Penulis : Rahadi
W. Pandoyo
Editor :
Itanov
Tebal : 291
halaman
Penerbit/cetakan : Mazola/Cetakan I, 2015
ISBN : 978-602-255-778-4
Harga :
Rp 44.000,00
Dokter. Presiden. Artis. Salah satu persamaan dari ketiganya:
mereka selalu dielu-elukan, tapi sekalinya gagal menjaga imej, mati pun
terlihat lebih indah daripada terus hidup dengan menyandang profesi mereka.

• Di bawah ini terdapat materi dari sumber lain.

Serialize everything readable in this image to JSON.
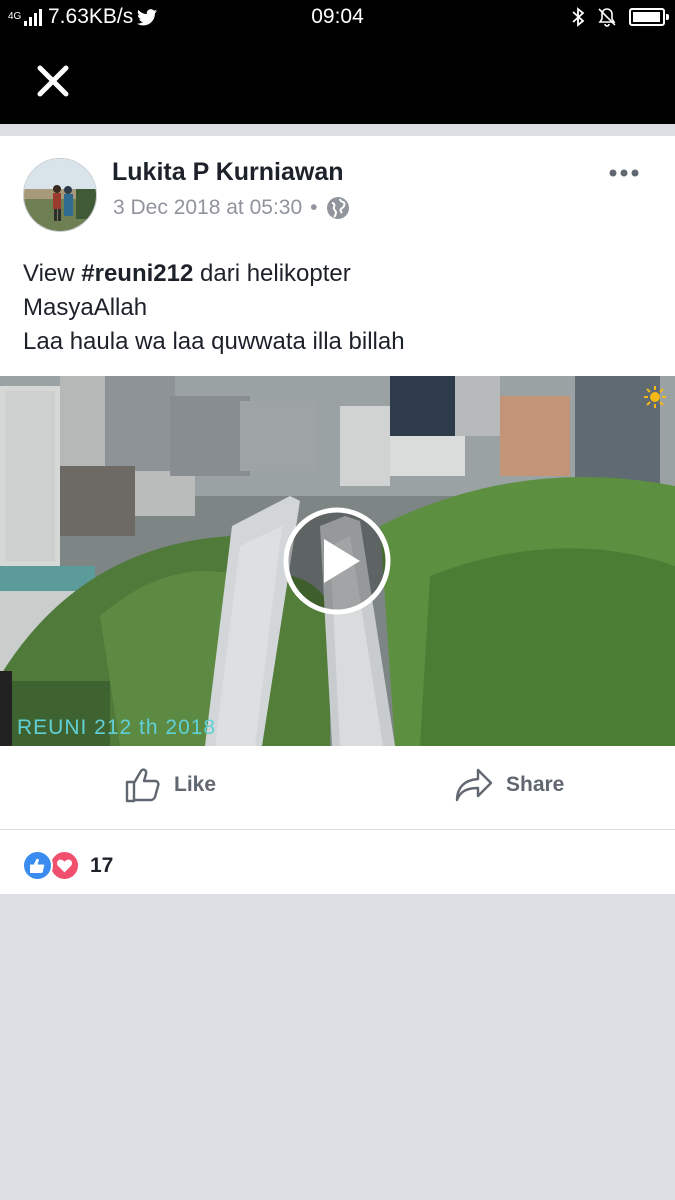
{
  "status_bar": {
    "network": "4G",
    "speed": "7.63KB/s",
    "time": "09:04",
    "battery_level": 0.95
  },
  "post": {
    "author": "Lukita P Kurniawan",
    "timestamp": "3 Dec 2018 at 05:30",
    "separator": "•",
    "audience_icon": "globe-icon",
    "text": {
      "line1_prefix": "View ",
      "hashtag": "#reuni212",
      "line1_suffix": " dari helikopter",
      "line2": "MasyaAllah",
      "line3": "Laa haula wa laa quwwata illa billah"
    },
    "video": {
      "watermark": "REUNI 212  th 2018",
      "play_icon": "play-icon"
    }
  },
  "actions": {
    "like_label": "Like",
    "share_label": "Share"
  },
  "reactions": {
    "count": "17",
    "types": [
      "like",
      "love"
    ]
  },
  "colors": {
    "like_blue": "#3b8cf0",
    "love_red": "#f0506e",
    "page_bg": "#dcdee3"
  }
}
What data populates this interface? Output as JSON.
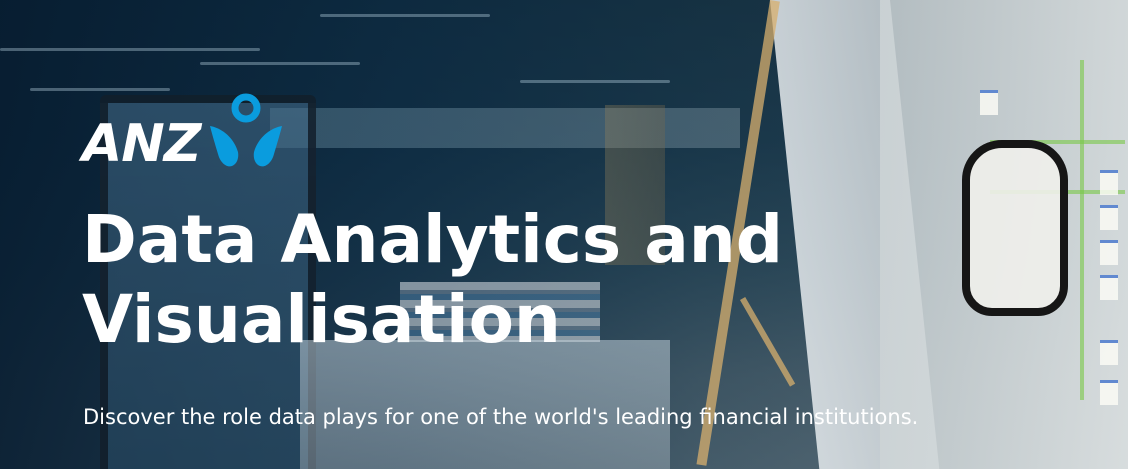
{
  "brand": {
    "name": "ANZ",
    "colors": {
      "text": "#ffffff",
      "mark": "#0a9cde"
    },
    "logo_icon": "anz-people-logo-icon"
  },
  "hero": {
    "title_line_1": "Data Analytics and",
    "title_line_2": "Visualisation",
    "subtitle": "Discover the role data plays for one of the world's leading financial institutions."
  }
}
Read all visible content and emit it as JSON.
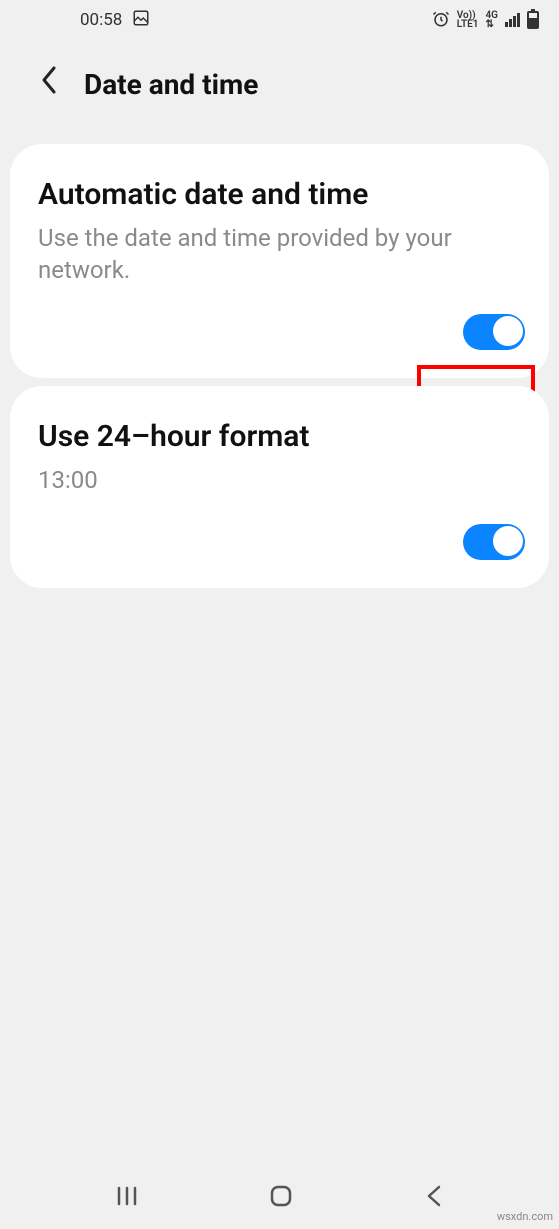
{
  "status": {
    "time": "00:58",
    "vo": "Vo))",
    "lte": "LTE1",
    "net": "4G"
  },
  "header": {
    "title": "Date and time"
  },
  "settings": {
    "auto_title": "Automatic date and time",
    "auto_sub": "Use the date and time provided by your network.",
    "h24_title": "Use 24–hour format",
    "h24_sub": "13:00"
  },
  "watermark": "wsxdn.com"
}
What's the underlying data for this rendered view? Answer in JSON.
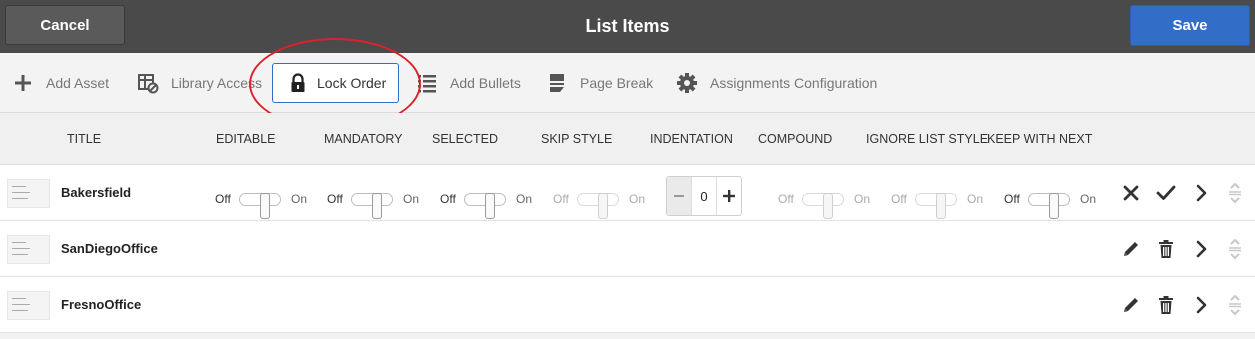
{
  "topbar": {
    "title": "List Items",
    "cancel_label": "Cancel",
    "save_label": "Save"
  },
  "toolbar": {
    "add_asset": "Add Asset",
    "library_access": "Library Access",
    "lock_order": "Lock Order",
    "add_bullets": "Add Bullets",
    "page_break": "Page Break",
    "assignments_configuration": "Assignments Configuration"
  },
  "columns": {
    "title": "TITLE",
    "editable": "EDITABLE",
    "mandatory": "MANDATORY",
    "selected": "SELECTED",
    "skip_style": "SKIP STYLE",
    "indentation": "INDENTATION",
    "compound": "COMPOUND",
    "ignore_list_style": "IGNORE LIST STYLE",
    "keep_with_next": "KEEP WITH NEXT"
  },
  "toggle_labels": {
    "off": "Off",
    "on": "On"
  },
  "rows": [
    {
      "title": "Bakersfield",
      "indentation": "0"
    },
    {
      "title": "SanDiegoOffice"
    },
    {
      "title": "FresnoOffice"
    }
  ],
  "colors": {
    "accent": "#326ec8",
    "topbar": "#4a4a4a",
    "highlight": "#d9232a"
  },
  "icons": [
    "plus-icon",
    "library-icon",
    "lock-icon",
    "bullets-icon",
    "page-break-icon",
    "gear-icon",
    "close-icon",
    "check-icon",
    "chevron-right-icon",
    "reorder-icon",
    "pencil-icon",
    "trash-icon"
  ]
}
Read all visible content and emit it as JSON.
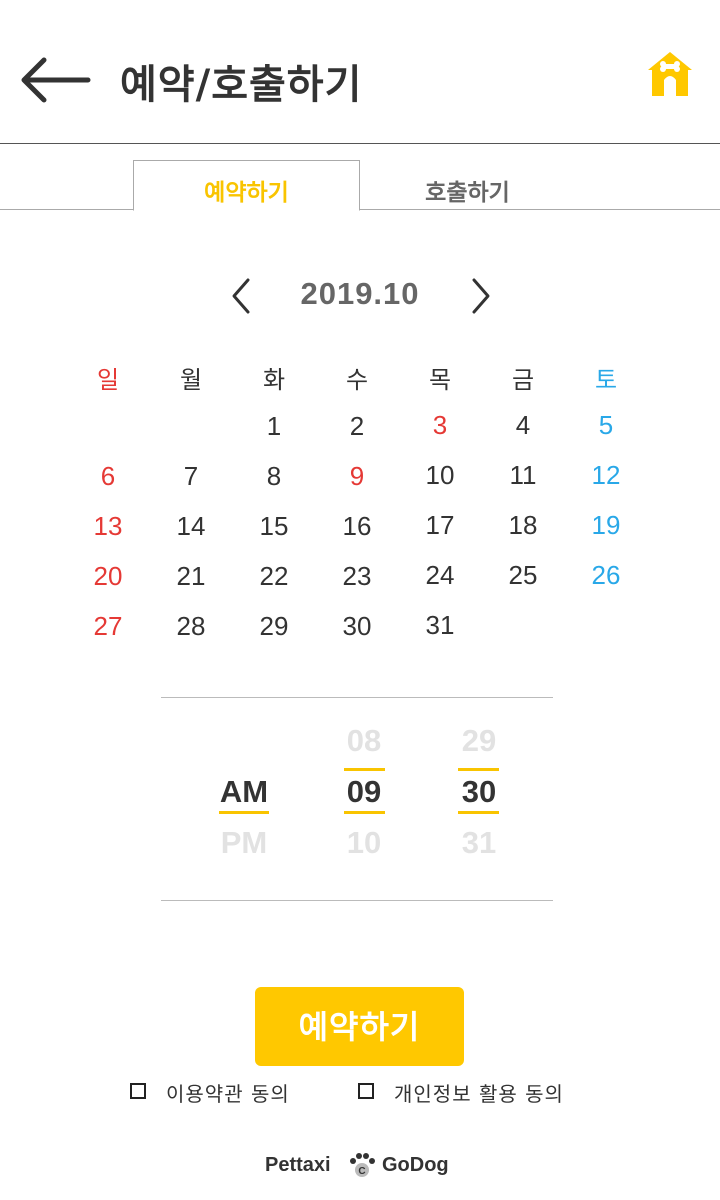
{
  "header": {
    "title": "예약/호출하기",
    "back_icon": "arrow-left-icon",
    "home_icon": "dog-house-icon"
  },
  "tabs": [
    {
      "label": "예약하기",
      "active": true
    },
    {
      "label": "호출하기",
      "active": false
    }
  ],
  "calendar": {
    "month_label": "2019.10",
    "prev_icon": "chevron-left-icon",
    "next_icon": "chevron-right-icon",
    "weekdays": [
      "일",
      "월",
      "화",
      "수",
      "목",
      "금",
      "토"
    ],
    "selected_day": "14",
    "days": [
      "1",
      "2",
      "3",
      "4",
      "5",
      "6",
      "7",
      "8",
      "9",
      "10",
      "11",
      "12",
      "13",
      "14",
      "15",
      "16",
      "17",
      "18",
      "19",
      "20",
      "21",
      "22",
      "23",
      "24",
      "25",
      "26",
      "27",
      "28",
      "29",
      "30",
      "31"
    ],
    "holidays": [
      "3",
      "9"
    ]
  },
  "time_picker": {
    "ampm": {
      "selected": "AM",
      "next": "PM"
    },
    "hour": {
      "prev": "08",
      "selected": "09",
      "next": "10"
    },
    "minute": {
      "prev": "29",
      "selected": "30",
      "next": "31"
    }
  },
  "reserve_button": "예약하기",
  "agreements": {
    "terms": "이용약관 동의",
    "privacy": "개인정보 활용 동의"
  },
  "footer": {
    "brand_left": "Pettaxi",
    "brand_right": "GoDog",
    "paw_icon": "paw-icon"
  },
  "colors": {
    "accent": "#ffc800",
    "sunday": "#e53935",
    "saturday": "#29a8e8",
    "text": "#333333"
  }
}
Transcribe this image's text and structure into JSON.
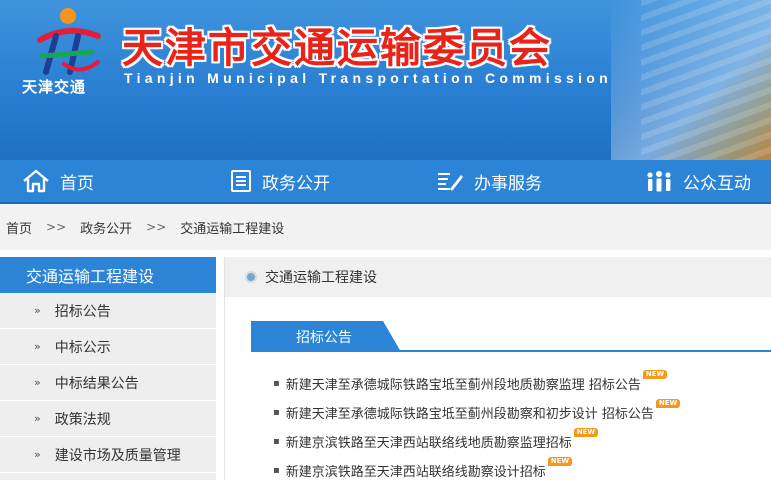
{
  "header": {
    "logo_caption": "天津交通",
    "title_cn": "天津市交通运输委员会",
    "title_en": "Tianjin Municipal Transportation Commission"
  },
  "nav": {
    "items": [
      {
        "label": "首页",
        "icon": "home-icon"
      },
      {
        "label": "政务公开",
        "icon": "document-icon"
      },
      {
        "label": "办事服务",
        "icon": "edit-icon"
      },
      {
        "label": "公众互动",
        "icon": "people-icon"
      }
    ]
  },
  "breadcrumb": {
    "items": [
      "首页",
      "政务公开",
      "交通运输工程建设"
    ],
    "separator": ">>"
  },
  "sidebar": {
    "title": "交通运输工程建设",
    "arrow": "»",
    "items": [
      {
        "label": "招标公告"
      },
      {
        "label": "中标公示"
      },
      {
        "label": "中标结果公告"
      },
      {
        "label": "政策法规"
      },
      {
        "label": "建设市场及质量管理"
      }
    ]
  },
  "main": {
    "title": "交通运输工程建设",
    "tab_label": "招标公告",
    "bullet": "▪",
    "badge_text": "NEW",
    "items": [
      {
        "text": "新建天津至承德城际铁路宝坻至蓟州段地质勘察监理 招标公告"
      },
      {
        "text": "新建天津至承德城际铁路宝坻至蓟州段勘察和初步设计 招标公告"
      },
      {
        "text": "新建京滨铁路至天津西站联络线地质勘察监理招标"
      },
      {
        "text": "新建京滨铁路至天津西站联络线勘察设计招标"
      }
    ]
  },
  "colors": {
    "primary_blue": "#2c84d6",
    "title_red": "#e8241a",
    "badge_orange": "#f39a1c"
  }
}
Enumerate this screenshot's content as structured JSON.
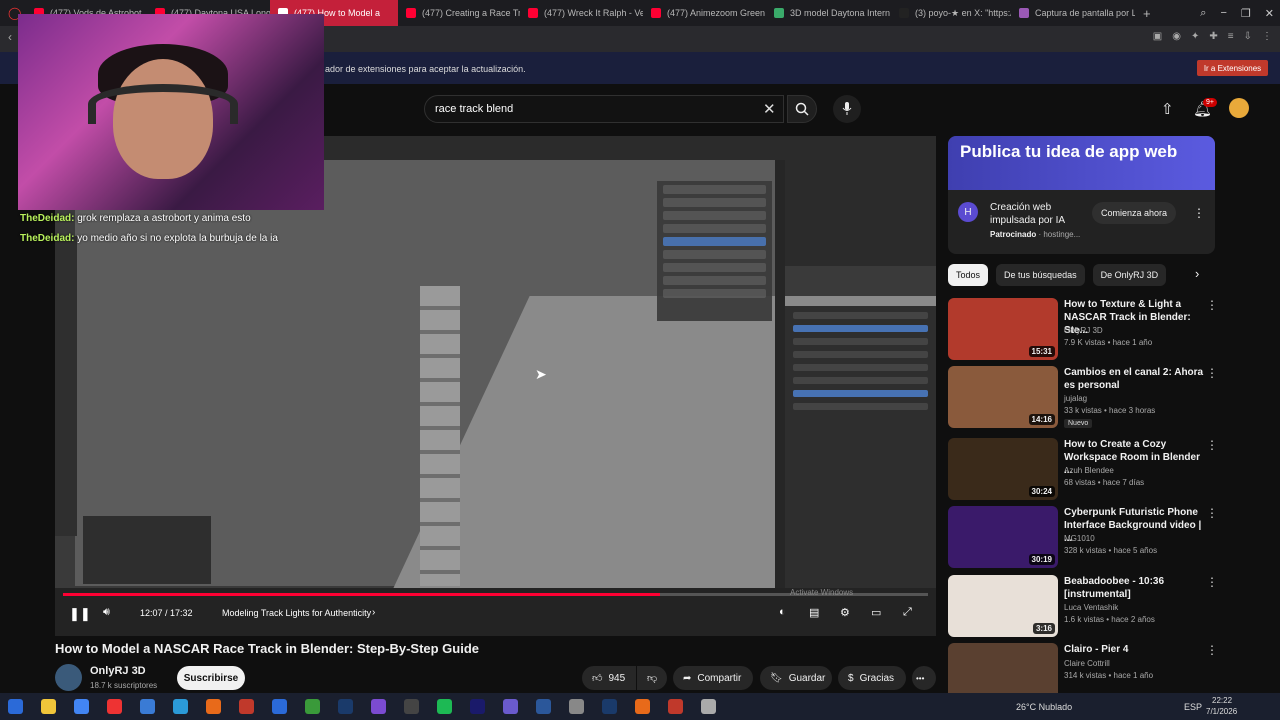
{
  "browser": {
    "tabs": [
      {
        "label": "(477) Vods de Astrobot",
        "color": "#ff0033"
      },
      {
        "label": "(477) Daytona USA Long",
        "color": "#ff0033"
      },
      {
        "label": "(477) How to Model a",
        "color": "#ff0033",
        "active": true
      },
      {
        "label": "(477) Creating a Race Tr",
        "color": "#ff0033"
      },
      {
        "label": "(477) Wreck It Ralph - Ve",
        "color": "#ff0033"
      },
      {
        "label": "(477) Animezoom Green",
        "color": "#ff0033"
      },
      {
        "label": "3D model Daytona Intern",
        "color": "#3aaa6a"
      },
      {
        "label": "(3) poyo-★ en X: \"https://",
        "color": "#222222"
      },
      {
        "label": "Captura de pantalla por L",
        "color": "#9b59b6"
      }
    ],
    "new_tab": "+",
    "window_controls": [
      "⌕",
      "−",
      "❐",
      "✕"
    ]
  },
  "notice": {
    "text": "ador de extensiones para aceptar la actualización.",
    "button": "Ir a Extensiones"
  },
  "header": {
    "search_value": "race track blend",
    "clear": "✕",
    "notifications_badge": "9+"
  },
  "chat": [
    {
      "user": "TheDeidad:",
      "message": "grok remplaza a astrobort y anima esto"
    },
    {
      "user": "TheDeidad:",
      "message": "yo medio año si no explota la burbuja de la ia"
    }
  ],
  "player": {
    "time": "12:07 / 17:32",
    "chapter": "Modeling Track Lights for Authenticity",
    "chapter_arrow": "›",
    "progress": 0.69,
    "watermark": "Activate Windows"
  },
  "video": {
    "title": "How to Model a NASCAR Race Track in Blender: Step-By-Step Guide",
    "channel": "OnlyRJ 3D",
    "subscribers": "18.7 k suscriptores",
    "subscribe": "Suscribirse",
    "likes": "945",
    "share": "Compartir",
    "save": "Guardar",
    "thanks": "Gracias",
    "more": "•••"
  },
  "ad": {
    "banner": "Publica tu idea de app web",
    "line1": "Creación web",
    "line2": "impulsada por IA",
    "sponsored": "Patrocinado",
    "advertiser": "· hostinge...",
    "cta": "Comienza ahora"
  },
  "chips": [
    "Todos",
    "De tus búsquedas",
    "De OnlyRJ 3D"
  ],
  "recommendations": [
    {
      "title": "How to Texture & Light a NASCAR Track in Blender: Ste...",
      "channel": "OnlyRJ 3D",
      "meta": "7.9 K vistas • hace 1 año",
      "duration": "15:31",
      "thumb": "#b23a2c"
    },
    {
      "title": "Cambios en el canal 2: Ahora es personal",
      "channel": "jujalag",
      "meta": "33 k vistas • hace 3 horas",
      "duration": "14:16",
      "badge": "Nuevo",
      "thumb": "#8a5a3c"
    },
    {
      "title": "How to Create a Cozy Workspace Room in Blender ...",
      "channel": "Azuh Blendee",
      "meta": "68 vistas • hace 7 días",
      "duration": "30:24",
      "thumb": "#3a2a1a"
    },
    {
      "title": "Cyberpunk Futuristic Phone Interface Background video | ...",
      "channel": "MG1010",
      "meta": "328 k vistas • hace 5 años",
      "duration": "30:19",
      "thumb": "#3a1a6a"
    },
    {
      "title": "Beabadoobee - 10:36 [instrumental]",
      "channel": "Luca Ventashik",
      "meta": "1.6 k vistas • hace 2 años",
      "duration": "3:16",
      "thumb": "#e8e0d8"
    },
    {
      "title": "Clairo - Pier 4",
      "channel": "Claire Cottrill",
      "meta": "314 k vistas • hace 1 año",
      "duration": "",
      "thumb": "#5a4030"
    }
  ],
  "taskbar": {
    "weather": "26°C  Nublado",
    "lang": "ESP",
    "time": "22:22",
    "date": "7/1/2026"
  }
}
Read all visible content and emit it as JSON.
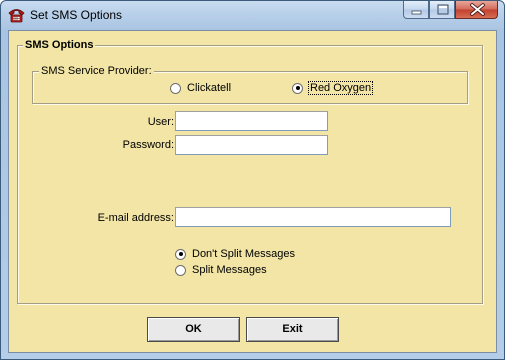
{
  "window": {
    "title": "Set SMS Options",
    "icon": "phone-app-icon",
    "caption_buttons": [
      "minimize",
      "maximize",
      "close"
    ]
  },
  "sms_options": {
    "group_label": "SMS Options",
    "provider": {
      "group_label": "SMS Service Provider:",
      "options": [
        {
          "label": "Clickatell",
          "selected": false
        },
        {
          "label": "Red Oxygen",
          "selected": true
        }
      ]
    },
    "user_label": "User:",
    "user_value": "",
    "password_label": "Password:",
    "password_value": "",
    "email_label": "E-mail address:",
    "email_value": "",
    "split_options": [
      {
        "label": "Don't Split Messages",
        "selected": true
      },
      {
        "label": "Split Messages",
        "selected": false
      }
    ]
  },
  "buttons": {
    "ok": "OK",
    "exit": "Exit"
  },
  "colors": {
    "client_background": "#f2e5a6",
    "frame": "#b4cde8",
    "close_button": "#c2402d"
  }
}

Dokter adalah profesi yang dipenuhi paradoks. Di satu
sisi, ia dipuja-puji para orang tua di seluruh penjuru negeri, yang memaksa
anaknya kuliah di jurusan Kedokteran. Apapun akan dilakukan. SNMPTN Undangan
tak lulus, maka SNMPTN Tulis jadi sasaran, atau segenap Ujian Masuk lainnya
yang diadakan secara mandiri oleh perguruan tinggi. Tak lolos semuanya (yah,
mau bagaimana lagi, passing grade jurusan
ini amat tinggi, dan otak anaknya pas-pasan), maka jalur belakang diusahakan,
meski itu harus menggadaikan sertifikat tanah dan rumah. Entah apa yang menjadi
pertimbangan para orang tua keranjingan gelar kedokteran itu. Apakah
sedemikian mulia dan fantastisnya pekerjaan dokter? Apakah semua dokter, begitu
berhasil menyelipkan gelar “dr.” di depan namanya, lantas jadi kaya dengan memeras
uang pasien yang memelas? Mungkin itulah yang selama ini ada di pikiran orang
awam mengenai profesi dokter. Maka tak heran, bahkan Anton Chekov pun bilang
bahwa dokter itu kerjaannya kalau nggak memeras, ya membunuh. Ouch, ini sungguh mengerikan.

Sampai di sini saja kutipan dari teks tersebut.